Thursday, 19 April 2012

Hume On Stoicism

David Hume, of course, did not think of himself as a Stoic. Traditionally, a strong concept of God or Natural Law is central to Stoic philosophy, and Hume had neither. Moreover, Hume famously declared that reason ought to be "the slave of passion", which at least superficially seems to be a direct contradiction of Stoic thought. Now, a Stoic who wanted to reclaim Hume (in the same way that every single Greek philosopher ever tried to recruit Socrates' ghost to his cause) might argue that you could construct a secular Stoicism, and that Hume defined 'reason' and 'passion' in a different way to the Stoics. I'm tempted to do that myself.
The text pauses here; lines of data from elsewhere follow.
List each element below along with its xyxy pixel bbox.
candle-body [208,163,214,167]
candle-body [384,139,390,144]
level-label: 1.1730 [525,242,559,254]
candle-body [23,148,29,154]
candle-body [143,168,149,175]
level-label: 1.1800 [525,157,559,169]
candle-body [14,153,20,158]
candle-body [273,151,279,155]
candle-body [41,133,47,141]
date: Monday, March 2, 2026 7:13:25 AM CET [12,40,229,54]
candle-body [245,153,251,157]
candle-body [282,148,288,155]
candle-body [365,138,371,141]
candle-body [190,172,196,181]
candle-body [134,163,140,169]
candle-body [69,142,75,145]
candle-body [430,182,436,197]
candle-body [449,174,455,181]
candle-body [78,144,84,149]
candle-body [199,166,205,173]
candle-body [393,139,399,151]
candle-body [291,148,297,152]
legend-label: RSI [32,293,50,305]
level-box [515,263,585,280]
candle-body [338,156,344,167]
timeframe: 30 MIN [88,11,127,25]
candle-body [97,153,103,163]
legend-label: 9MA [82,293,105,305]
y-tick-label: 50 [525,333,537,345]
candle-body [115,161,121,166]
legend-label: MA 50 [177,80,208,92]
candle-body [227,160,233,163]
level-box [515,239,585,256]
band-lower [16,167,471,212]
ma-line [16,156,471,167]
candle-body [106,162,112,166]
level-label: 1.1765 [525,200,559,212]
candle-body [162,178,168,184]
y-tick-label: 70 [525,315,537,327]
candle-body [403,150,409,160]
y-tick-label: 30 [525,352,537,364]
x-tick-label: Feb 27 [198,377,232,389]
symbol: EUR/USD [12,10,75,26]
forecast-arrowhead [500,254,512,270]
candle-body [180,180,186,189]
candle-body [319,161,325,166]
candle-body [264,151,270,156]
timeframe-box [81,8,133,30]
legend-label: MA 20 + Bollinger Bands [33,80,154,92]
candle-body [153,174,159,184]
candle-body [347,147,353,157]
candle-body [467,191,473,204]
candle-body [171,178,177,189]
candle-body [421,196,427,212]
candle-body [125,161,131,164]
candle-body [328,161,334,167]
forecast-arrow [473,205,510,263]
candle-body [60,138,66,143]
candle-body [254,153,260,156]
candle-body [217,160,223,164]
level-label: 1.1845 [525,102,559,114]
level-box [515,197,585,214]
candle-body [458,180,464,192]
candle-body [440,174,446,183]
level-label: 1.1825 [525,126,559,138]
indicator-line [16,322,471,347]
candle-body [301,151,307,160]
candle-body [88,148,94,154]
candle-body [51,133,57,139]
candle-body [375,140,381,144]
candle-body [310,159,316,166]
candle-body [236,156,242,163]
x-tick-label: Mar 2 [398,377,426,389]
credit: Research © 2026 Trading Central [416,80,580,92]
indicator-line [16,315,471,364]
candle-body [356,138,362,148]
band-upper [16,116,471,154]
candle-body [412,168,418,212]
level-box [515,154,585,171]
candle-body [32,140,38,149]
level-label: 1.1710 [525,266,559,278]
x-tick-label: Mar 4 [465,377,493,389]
However, first I want to call attention to an area where Hume seems at least to empathize with Stoic thought. In his essay 'Delicacy of Taste and Delicacy of Passion', he says this:

SOME People are subject to a certain delicacy of passion, which makes them extremely sensible to all the accidents of life, and gives them a lively joy upon every prosperous event, as well as a piercing grief, when they meet with misfortunes and adversity. Favours and good offices easily engage their friendship; while the smallest injury provokes their resentment. Any honour or mark of distinction elevates them above measure; but they are as sensibly touched with contempt. People of this character have, no doubt, more lively enjoyments, as well as more pungent sorrows, than men of cool and sedate tempers: But, I believe, when every thing is balanced, there is no one, who would not rather be of the latter character, were he entirely master of his own disposition. Good or ill fortune is very little at our disposal: And when a person, that has this sensibility of temper, meets with any misfortune, his sorrow or resentment takes entire possession of him, and deprives him of all relish in the common occurrences of life; the right enjoyment of which forms the chief part of our happiness. Great pleasures are much less frequent than great pains; so that a sensible temper must meet with fewer trials in the former way than in the latter. Not to mention, that men of such lively passions are apt to be transported beyond all bounds of prudence and discretion, and to take false steps in the conduct of life, which are often irretrievable.

Compared to many other philosophers, Hume is an absolute pleasure to read, but for those who can't be bothered wading through the italicized paragraph, he says something like this: some people are prone to great happiness and great sadness, reacting to small good events with ecstasy and small setbacks with despair, but this isn't a good way to live. The kind of person he's talking about is the ultimate non-Stoic: somebody who's enormously and constantly affected by outside events. Hume shares the Stoic judgement on such a person, claiming that it's better to be of "cool and sedate temper". Why does he say this? Well, his two main points are thus:

1) "Good or ill fortune is very little at our disposal", so a person of strong passion basically lives with a sword over their head.
2) "Great pleasures are much less frequent than great pains", so a person of strong passion is going to be unhappy more often than not.

I contend that the whole practical element of Stoic thought can be spun out from these two points, if you grant the further assumption that we can control our passions. Unfortunately, Hume doesn't immediately grant that assumption (or at least appears not to in his other essays.) If you disagree with Hume here and think that we are "masters of [our] own disposition", then Stoicism might be for you!

1 comment:

  1. I think he was talking about Rousseau who had quite a lively temperament.